Sono ironici e creativi. Giocano con le consistenze e sperimentano nuove tecniche, ma non rinnegano le tradizioni. Hanno 30 anni o poco più. E si parlerà presto di loro. Dieci chef talento da tenere d’occhio, dal king of risotto all’ultimo interprete della scuola basca.

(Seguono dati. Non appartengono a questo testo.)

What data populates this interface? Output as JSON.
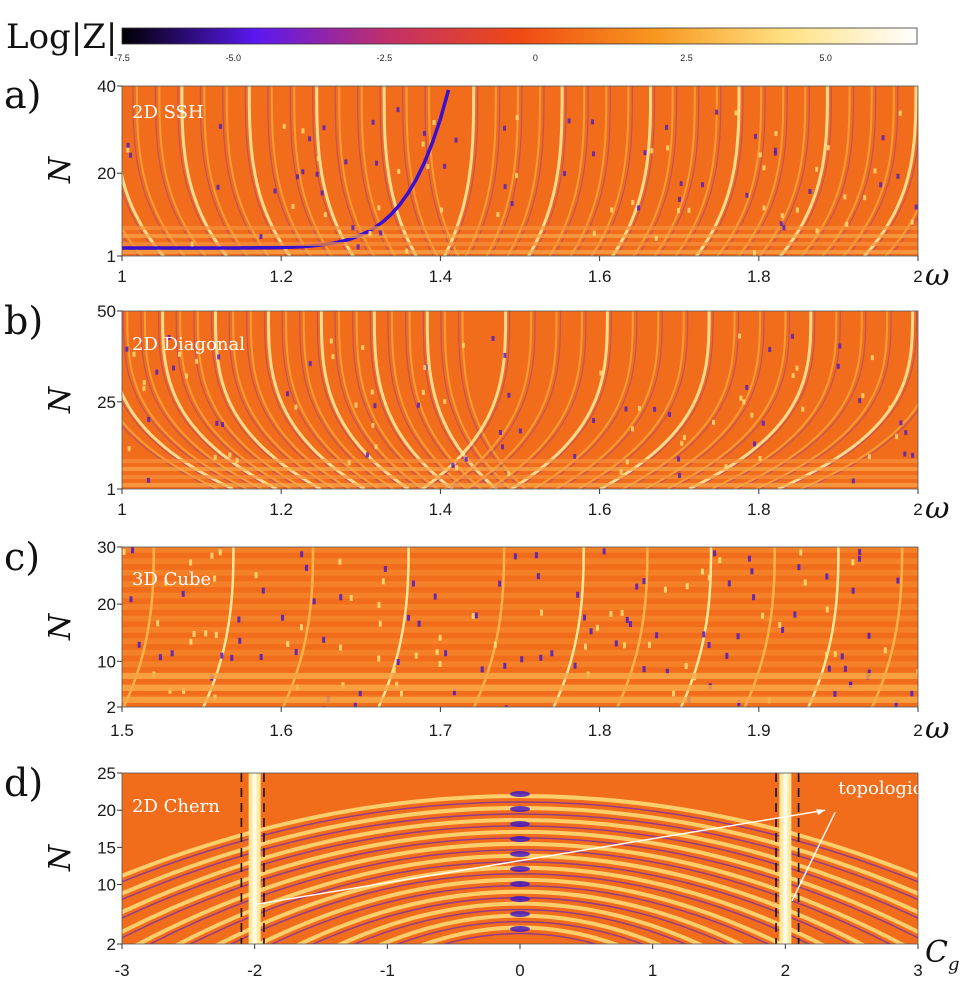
{
  "colorbar": {
    "label": "Log|Z|",
    "ticks": [
      "-7.5",
      "-5.0",
      "-2.5",
      "0",
      "2.5",
      "5.0"
    ],
    "range": [
      -7.5,
      7.5
    ],
    "colors": [
      "#000000",
      "#5a18f0",
      "#c0306a",
      "#f04a14",
      "#f8961e",
      "#ffe080",
      "#ffffff"
    ]
  },
  "chart_data": [
    {
      "type": "heatmap",
      "panel_label": "a)",
      "title": "2D SSH",
      "xlabel": "ω",
      "ylabel": "N",
      "xlim": [
        1,
        2
      ],
      "ylim": [
        1,
        40
      ],
      "xticks": [
        "1",
        "1.2",
        "1.4",
        "1.6",
        "1.8",
        "2"
      ],
      "yticks": [
        "1",
        "20",
        "40"
      ],
      "dark_curve_center": 1.414
    },
    {
      "type": "heatmap",
      "panel_label": "b)",
      "title": "2D Diagonal",
      "xlabel": "ω",
      "ylabel": "N",
      "xlim": [
        1,
        2
      ],
      "ylim": [
        1,
        50
      ],
      "xticks": [
        "1",
        "1.2",
        "1.4",
        "1.6",
        "1.8",
        "2"
      ],
      "yticks": [
        "1",
        "25",
        "50"
      ]
    },
    {
      "type": "heatmap",
      "panel_label": "c)",
      "title": "3D Cube",
      "xlabel": "ω",
      "ylabel": "N",
      "xlim": [
        1.5,
        2
      ],
      "ylim": [
        2,
        30
      ],
      "xticks": [
        "1.5",
        "1.6",
        "1.7",
        "1.8",
        "1.9",
        "2"
      ],
      "yticks": [
        "2",
        "10",
        "20",
        "30"
      ]
    },
    {
      "type": "heatmap",
      "panel_label": "d)",
      "title": "2D Chern",
      "xlabel": "C_g",
      "ylabel": "N",
      "xlim": [
        -3,
        3
      ],
      "ylim": [
        2,
        25
      ],
      "xticks": [
        "-3",
        "-2",
        "-1",
        "0",
        "1",
        "2",
        "3"
      ],
      "yticks": [
        "2",
        "10",
        "15",
        "20",
        "25"
      ],
      "dashed_lines": [
        -2.1,
        -1.93,
        1.93,
        2.1
      ],
      "bright_bands": [
        -2,
        2
      ],
      "annotation": "topological"
    }
  ]
}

Dilaga il virus della cucina d’autore. Una pandemia trasmessa da cuochi giovani in ogni angolo del mondo. Chef posseduti dal demone della creatività, responsabili di un contagio che ogni anno si trovano a fare il punto al congresso di Milano di Identità Golose (www.identitagolose.it). Capital ha scovato i talenti più promettenti, cinque in Italia e cinque nel mondo, classificati per fascia di prezzo, e tutti rigorosamente under 40. Chissà che tra loro ci sia il futuro Massimo Bottura, lo chef dell’Osteria Francescana di Modena appena incoronato migliore cuoco del mondo dall’Accademia internazionale della cucina di Parigi.

Marco Stabile
In quel magma indefinito che è la cucina toscana e fiorentina, spicca per identità e nettezza di idee la cucina di Marco Stabile da Pontedera. In via dei Georgofili, a un passo dagli Uffizi, è tempo di cadere vittime di un’altra sindrome Stendhal: piatti bellissimi, certo, sopratutto buoni. E centrati nell’oscillazione tra estremi. Come le castagne e i cavoli. O il piccione in tre cotture. Contraltari moderni alla perfetta classicità della fiorentina.